A educação maker está intrinsecamente vinculada à Base Nacional Comum Curricular (BNCC), que está em fase de implantação no Brasil, pois trabalha de forma integrada e simultânea aspectos cognitivos, socioemocionais, interdisciplinares, multidisciplinares e transdisciplinares, favorece elementos como criatividade, autonomia, curiosidade, interesse, responsabilidade, reflexão e empatia. Os alunos aprendem, na prática, a respeitar, conviver e se relacionar com os diferentes, além de lidar melhor com suas próprias emoções. Passam a conhecer suas potencialidades, suas fraquezas e aprendem a lidar bem com elas. Aspectos como liderança, companheirismo, trabalho em equipe, cooperação, colaboração, empatia, são pontos fortes e observados e evidenciados no movimento maker. Na aprendizagem prática ocorre a valorização da experiência do aluno, possibilitando um aprendizado a partir dos seus acertos e, principalmente, dos seus erros, já que errar é uma consequência natural da realização de tarefas baseadas na cultura maker. O entusiasmo do aluno é um dos principais combustíveis para levá-lo à aceitação do erro e pelo despertar do interesse na compreensão de temas mais complexos e que exigem um nível maior de aprofundamento.

Jean Piaget (1896-1980) afirmava que o aluno se engaja conscientemente na criação de um objeto público e compartilhável. Quando ele assume protagonismo na construção do conhecimento, interagindo com o objeto e o meio, o seu interesse, entusiasmo e motivação para novas descobertas são exponenciais quando comparados às atividades tradicionais de ensino de meros receptores de informação. A grande maioria das atividades maker são fundamentadas na abordagem Construtivista de Piaget, valorizando o envolvimento do aluno em projetos em que ele assume protagonismo. Embora possa parecer, na maioria das situações não são necessários grandes investimentos. Já temos escolas públicas com recursos escassos que têm conseguido implantar a cultura, principalmente trabalhando com materiais recicláveis. O importante é que o material seja adequado e esteja de acordo com a idade dos alunos e em conformidade com as habilidades a serem desenvolvidas durante as atividades. Os alunos mais novos utilizam matérias primas como cola, papelão, plásticos, potes, tesouras sem ponta, isopor, além dos dispositivos eletrônicos disponíveis e adaptados à sua faixa etária. Já os alunos com idade mais elevada podem usar madeira, ferramentas diversas, fios, vidros, estilete, parafusos, pregos, martelos, cola quente, entre outros.

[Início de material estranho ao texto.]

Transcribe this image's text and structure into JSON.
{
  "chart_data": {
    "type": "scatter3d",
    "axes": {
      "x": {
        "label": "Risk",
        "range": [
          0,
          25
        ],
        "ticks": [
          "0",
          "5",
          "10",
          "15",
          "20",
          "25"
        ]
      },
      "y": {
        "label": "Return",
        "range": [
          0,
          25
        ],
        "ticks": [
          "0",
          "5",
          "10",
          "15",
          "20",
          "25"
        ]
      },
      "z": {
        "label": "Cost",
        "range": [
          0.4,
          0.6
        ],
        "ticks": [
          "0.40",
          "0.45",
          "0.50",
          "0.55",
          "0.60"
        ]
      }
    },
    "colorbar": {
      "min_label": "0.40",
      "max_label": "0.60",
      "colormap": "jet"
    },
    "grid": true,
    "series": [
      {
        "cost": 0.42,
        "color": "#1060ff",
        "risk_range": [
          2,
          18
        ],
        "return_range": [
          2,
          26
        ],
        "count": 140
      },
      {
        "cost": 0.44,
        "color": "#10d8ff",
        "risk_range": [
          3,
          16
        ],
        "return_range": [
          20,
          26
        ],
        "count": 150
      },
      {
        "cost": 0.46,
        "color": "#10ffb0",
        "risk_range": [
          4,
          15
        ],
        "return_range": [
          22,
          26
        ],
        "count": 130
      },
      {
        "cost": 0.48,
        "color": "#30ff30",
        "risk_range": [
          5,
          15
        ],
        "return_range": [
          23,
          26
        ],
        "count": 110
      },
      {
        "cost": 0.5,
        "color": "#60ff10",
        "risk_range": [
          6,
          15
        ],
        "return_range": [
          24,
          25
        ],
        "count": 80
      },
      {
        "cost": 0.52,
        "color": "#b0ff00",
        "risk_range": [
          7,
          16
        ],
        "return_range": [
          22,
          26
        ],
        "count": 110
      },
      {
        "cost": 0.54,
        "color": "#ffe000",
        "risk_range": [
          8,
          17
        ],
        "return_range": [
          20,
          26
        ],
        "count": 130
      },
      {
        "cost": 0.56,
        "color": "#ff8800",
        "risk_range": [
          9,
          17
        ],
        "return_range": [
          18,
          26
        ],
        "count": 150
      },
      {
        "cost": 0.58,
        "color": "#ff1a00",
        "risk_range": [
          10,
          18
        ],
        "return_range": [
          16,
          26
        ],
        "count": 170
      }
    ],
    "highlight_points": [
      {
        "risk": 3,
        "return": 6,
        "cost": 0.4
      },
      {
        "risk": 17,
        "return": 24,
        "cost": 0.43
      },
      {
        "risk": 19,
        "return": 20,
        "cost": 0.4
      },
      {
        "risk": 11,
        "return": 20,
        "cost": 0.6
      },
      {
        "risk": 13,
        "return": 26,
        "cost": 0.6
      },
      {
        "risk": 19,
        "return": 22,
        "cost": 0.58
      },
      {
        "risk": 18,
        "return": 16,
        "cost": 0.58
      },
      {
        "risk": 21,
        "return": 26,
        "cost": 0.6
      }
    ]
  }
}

À medida que a cultura maker vai tomando corpo na escola, há movimentos no sentido de montagem de laboratórios, inclusive com a participação da comunidade escolar. Hoje, com a redução do custo de ferramentas e equipamentos de fabricação digital e de tecnologias de computação, esse “sonho” pode se tornar realidade em qualquer escola pública. Não é simples, não é fácil, mas é possível. Para a cultura maker ser implantada nas escolas é preciso um alinhamento no projeto pedagógico, incluindo os princípios da filosofia maker. Os coordenadores e professores precisam elaborar um planejamento das atividades ou projetos que serão desenvolvidos com os recursos do movimento. Precisam identificar a infraestrutura e as metodologias necessárias à implementação de atividades práticas, podendo e devendo substituir parte das aulas teóricas pelo desenvolvimento de projetos e de atividades práticas.

Por fim, vale destacar que no movimento maker o papel do professor também muda. Passa a ser de curador, de facilitador, orientador e até, algumas vezes, de mentor. É ele quem faz as conexões entre os conhecimentos científicos e os conhecimentos práticos dos alunos. Em algumas situações o professor também coloca a “mão na massa” e participa ativamente dos projetos que estão sendo construídos pelos alunos. Essa é uma das novas realidades da escola. É a escola mudando, se transformando e se aproximando mais da sociedade e do interesse dos alunos. É um novo momento, que acreditamos ser fundamental para que a escola volte a ser uma instituição transformadora e que ocupe o seu real papel, que é o de transformação de pessoas, celeiro de talentos e formação de cidadãos.